We are fully aware that the complexity introduced in order to maintain a highly scalable microservice architecture is not a small feat. People need to be familiar with the monitoring tools that they have to use in order to identify any issues quickly and efficiently.

I firmly believe that the responsibilities of the DevOps team are not only limited to implementing those tools. Ensuring that the engineers are highly skilled at them through recurring training is another part of our job.

Our Findings

While gathering data was not our main focus this time around, we gained some interesting, yet not that surprising insights.

More specifically, engineers:

  • Felt more confident to stay behind, following the one who was sharing his screen
  • Often followed their instinct and intuition, sometimes ignoring or completely forgetting to check the appropriate monitoring tools
  • Quite often assumed the worst-case scenario instead of starting with the simplest assumption. As an example, if a service was misbehaving, they would often dive deep into the code instead of investigating its configuration and settings.
  • Many times jumped to conclusions without fully reading an issue’s description. Each bug was constructed to look like a ticket from our customer support team, with small hints hidden in each content.

Next steps

The event was a big success and received very good feedback for the next iteration. Two out of three teams worked through half of the issues. The third one cleared out a whopping 8/10, leaving out only two issues marked with very high difficulty. 

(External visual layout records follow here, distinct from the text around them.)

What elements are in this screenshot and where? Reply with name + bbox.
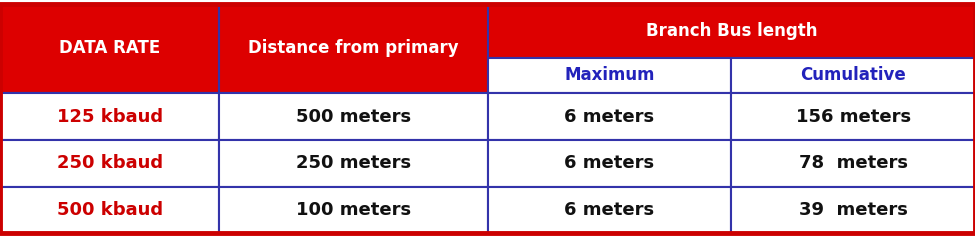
Text: Maximum: Maximum — [565, 66, 654, 84]
Text: 250 kbaud: 250 kbaud — [57, 154, 163, 172]
Bar — [219, 187, 488, 233]
Text: 6 meters: 6 meters — [565, 108, 654, 126]
Text: 78  meters: 78 meters — [799, 154, 908, 172]
Bar — [219, 93, 488, 140]
Text: 6 meters: 6 meters — [565, 201, 654, 219]
Text: Branch Bus length: Branch Bus length — [645, 22, 817, 40]
Text: 125 kbaud: 125 kbaud — [57, 108, 163, 126]
Bar — [0, 140, 219, 187]
Text: 39  meters: 39 meters — [799, 201, 908, 219]
Bar — [219, 140, 488, 187]
Bar — [488, 140, 731, 187]
Text: 100 meters: 100 meters — [295, 201, 411, 219]
Text: DATA RATE: DATA RATE — [59, 39, 160, 57]
Bar — [0, 93, 219, 140]
Bar — [488, 93, 731, 140]
Bar — [731, 93, 975, 140]
Bar — [219, 4, 488, 93]
Bar — [488, 187, 731, 233]
Bar — [0, 4, 219, 93]
Bar — [488, 58, 731, 93]
Text: 500 meters: 500 meters — [295, 108, 411, 126]
Text: Distance from primary: Distance from primary — [248, 39, 459, 57]
Bar — [731, 140, 975, 187]
Text: 250 meters: 250 meters — [295, 154, 411, 172]
Text: 500 kbaud: 500 kbaud — [57, 201, 163, 219]
Bar — [0, 187, 219, 233]
Text: 156 meters: 156 meters — [796, 108, 911, 126]
Text: Cumulative: Cumulative — [800, 66, 906, 84]
Bar — [731, 187, 975, 233]
Text: 6 meters: 6 meters — [565, 154, 654, 172]
Bar — [488, 4, 975, 58]
Bar — [731, 58, 975, 93]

Congratulations to Pablo Sanchez, Aris Katsikaridis, Konstantinos Georgakilas, and Andreas Sgouros for their coordinated effort and success!

As a next step, the engineering managers are planning to work with their teams on some of the above findings. There have also been discussions for smaller, similar events within a team’s scope. On top of that, we’re also planning another big Bugathon before the end of the year!